According to court records, the center received $1.9 million in federal funds but has shown an annual loss of about $400,000. Federal and state regulators caution that the Center’s financial statements have not been audited in several years in part because it still owes $35,000 to the firm that performed them in the past.

The problems started last summer when a series of letters by employees described the woeful state of operation at the center. The problems included mislabeled lab samples, use of expired medical supplies and failure to comply with various Medicaid and Medicare regulations.

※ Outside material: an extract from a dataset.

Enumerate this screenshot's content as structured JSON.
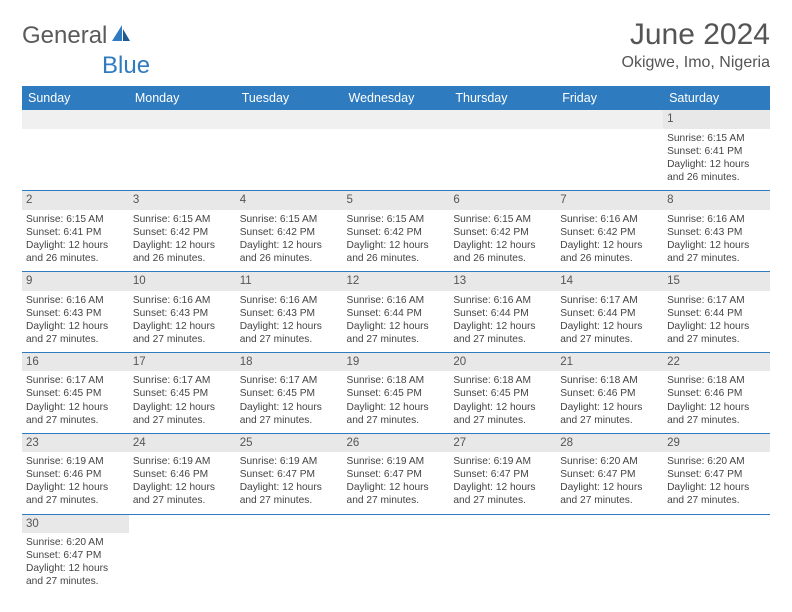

The damaging letters detailed financial problems ranging from the loss of “significant grants” that helped pay for medical and psychological programs, to an almost chronic shortage of medical equipment, paper towels and toilet paper. In some cases, the letters alleged, the center had no hot water.

At the time, Crawford questioned not only the validity of the unsigned, anonymous letters but also the timing. “None of the letters,” Crawford told the Bay State Banner, “accuse me of stealing money or running a center that is delivering poor health care.”

Feaster is clear about his role. “I am not the enemy,” Feaster said. “I didn’t create these problems, but I am here to solve them. It is a tragedy that the Roxbury community is losing a health center, but our effort is to insure that the provision of medical services is not diminished.”

Access to medical records has been one problem that Feaster said he has taken tangible steps to improve. Since RoxComp’s closing, Feaster established a hotline (617-318-1700) to help patients access their records either on paper or electronically. Feaster says the hotline has been receiving about 20 telephone calls a day for a variety of issues, including access to medical records.

As far as the outstanding payroll, Feaster says “the debt is clearly owed, but how it will be paid” remains in question.